We have seen rumors that Aldebaran features two compute dies on the package, which were referenced in the Linux updates as die0 and die1, leaving a possibility that there might be more. Today AMD engineering confirmed that only the primary die will handle the power data, which should not be set through ‘secondary die’. This ultimately confirms there are two dies.

the primary die will regulate the power consumption and power limits for the whole compute part of the package. It is not clear if the power of the HBM2 memory will also be regulated by this die, or by a new I/O module.

AMD has never publicly confirmed that CDNA2 will be MCM design, however.
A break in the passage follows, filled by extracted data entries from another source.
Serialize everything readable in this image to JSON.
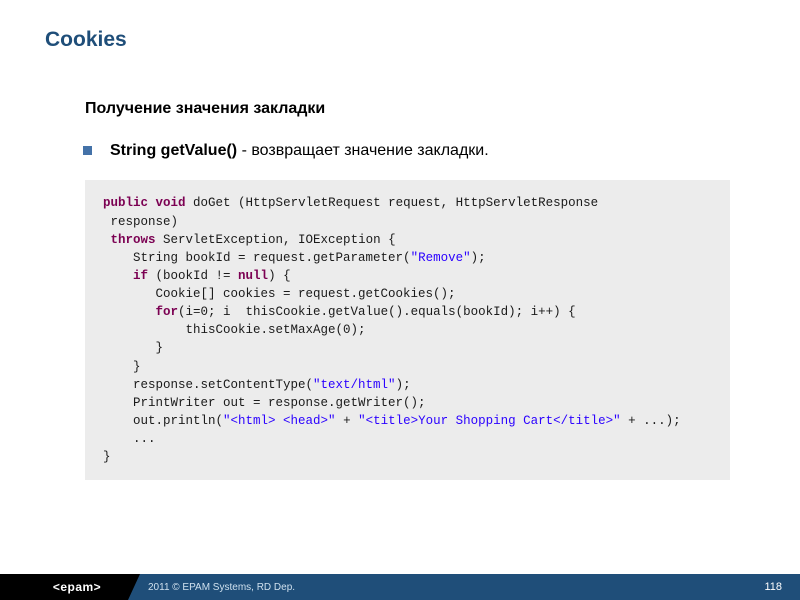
{
  "title": "Cookies",
  "subheading": "Получение значения закладки",
  "bullet": {
    "bold": "String getValue()",
    "rest": " - возвращает значение закладки."
  },
  "code": {
    "l1a": "public",
    "l1b": " ",
    "l1c": "void",
    "l1d": " doGet (HttpServletRequest request, HttpServletResponse",
    "l2": " response)",
    "l3a": " ",
    "l3b": "throws",
    "l3c": " ServletException, IOException {",
    "l4a": "    String bookId = request.getParameter(",
    "l4b": "\"Remove\"",
    "l4c": ");",
    "l5a": "    ",
    "l5b": "if",
    "l5c": " (bookId != ",
    "l5d": "null",
    "l5e": ") {",
    "l6": "       Cookie[] cookies = request.getCookies();",
    "l7a": "       ",
    "l7b": "for",
    "l7c": "(i=0; i  thisCookie.getValue().equals(bookId); i++) {",
    "l8": "           thisCookie.setMaxAge(0);",
    "l9": "       }",
    "l10": "    }",
    "l11a": "    response.setContentType(",
    "l11b": "\"text/html\"",
    "l11c": ");",
    "l12": "    PrintWriter out = response.getWriter();",
    "l13a": "    out.println(",
    "l13b": "\"<html> <head>\"",
    "l13c": " + ",
    "l13d": "\"<title>Your Shopping Cart</title>\"",
    "l13e": " + ...);",
    "l14": "    ...",
    "l15": "}"
  },
  "footer": {
    "logo": "<epam>",
    "copyright": "2011 © EPAM Systems, RD Dep.",
    "page": "118"
  }
}
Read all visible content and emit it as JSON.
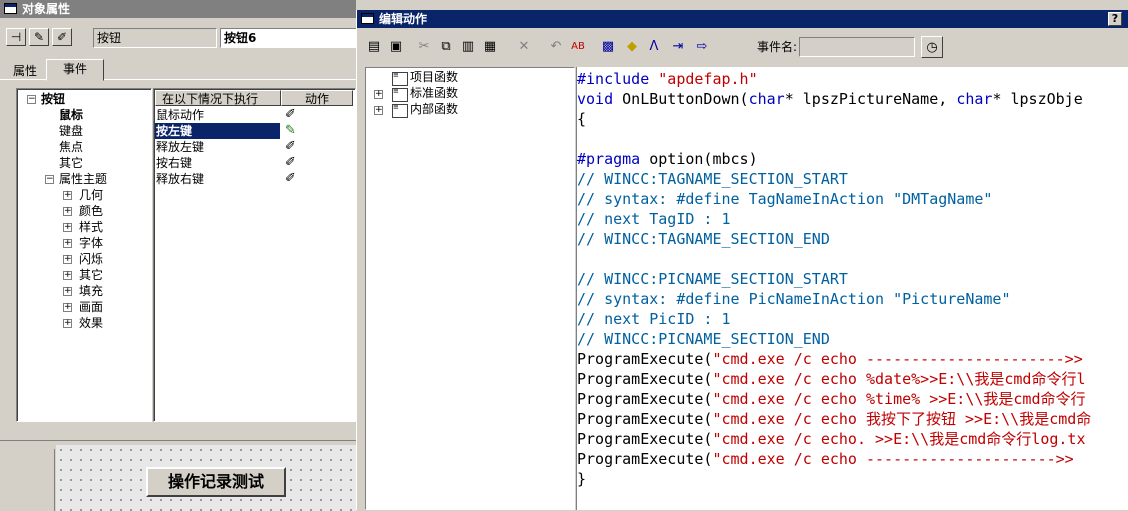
{
  "props_window": {
    "title": "对象属性",
    "object_type": "按钮",
    "object_name": "按钮6",
    "tabs": [
      {
        "label": "属性"
      },
      {
        "label": "事件"
      }
    ],
    "tree": {
      "root": "按钮",
      "children": [
        "鼠标",
        "键盘",
        "焦点",
        "其它"
      ],
      "theme": "属性主题",
      "theme_children": [
        "几何",
        "颜色",
        "样式",
        "字体",
        "闪烁",
        "其它",
        "填充",
        "画面",
        "效果"
      ]
    },
    "events_table": {
      "col1": "在以下情况下执行",
      "col2": "动作",
      "rows": [
        "鼠标动作",
        "按左键",
        "释放左键",
        "按右键",
        "释放右键"
      ]
    }
  },
  "canvas": {
    "button_label": "操作记录测试"
  },
  "editor_window": {
    "title": "编辑动作",
    "event_name_label": "事件名:",
    "event_name_value": "",
    "func_tree": [
      "项目函数",
      "标准函数",
      "内部函数"
    ],
    "code": {
      "l1_a": "#include ",
      "l1_b": "\"apdefap.h\"",
      "l2_a": "void",
      "l2_b": " OnLButtonDown(",
      "l2_c": "char",
      "l2_d": "* lpszPictureName, ",
      "l2_e": "char",
      "l2_f": "* lpszObje",
      "l3": "{",
      "l5_a": "#pragma",
      "l5_b": " option(mbcs)",
      "l6": "// WINCC:TAGNAME_SECTION_START",
      "l7": "// syntax: #define TagNameInAction \"DMTagName\"",
      "l8": "// next TagID : 1",
      "l9": "// WINCC:TAGNAME_SECTION_END",
      "l11": "// WINCC:PICNAME_SECTION_START",
      "l12": "// syntax: #define PicNameInAction \"PictureName\"",
      "l13": "// next PicID : 1",
      "l14": "// WINCC:PICNAME_SECTION_END",
      "pe": "ProgramExecute(",
      "s15": "\"cmd.exe /c echo ---------------------->>",
      "s16": "\"cmd.exe /c echo %date%>>E:\\\\我是cmd命令行l",
      "s17": "\"cmd.exe /c echo %time% >>E:\\\\我是cmd命令行",
      "s18": "\"cmd.exe /c echo 我按下了按钮 >>E:\\\\我是cmd命",
      "s19": "\"cmd.exe /c echo. >>E:\\\\我是cmd命令行log.tx",
      "s20": "\"cmd.exe /c echo --------------------->>",
      "l21": "}"
    }
  }
}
https://videocardz.com/newz/amd-con...-instinct-mi200-has-primary-and-secondary-die
 
Just because they build in driver support doesn't mean the product will come to light, at least in a retail manner. If they are producing a custom product for industrial use or something, it is good to have kernel support. It is even worth adding support just for internal testing of products that never end up being announced.
 
Just because they build in driver support doesn't mean the product will come to light, at least in a retail manner. If they are producing a custom product for industrial use or something, it is good to have kernel support. It is even worth adding support just for internal testing of products that never end up being announced.
wouldn't that lead to a lot of irrelevant code bloat, if they committed back to kernel mainline for internal products that are never released?
 
Just because they build in driver support doesn't mean the product will come to light, at least in a retail manner. If they are producing a custom product for industrial use or something, it is good to have kernel support. It is even worth adding support just for internal testing of products that never end up being announced.
How many times have we found something in the Linux kernel that turns out to never happen?
 
This a good step towards an MCM GPU, this could operate similarly to the register on their CPU in how it dispatches jobs to cores. But I doubt AMD has their interconnects at a stage yet where they could handle multiple CCX’s on a GPU with out introducing unacceptable levels of frame time delays. I would be thrilled to be wrong on that though.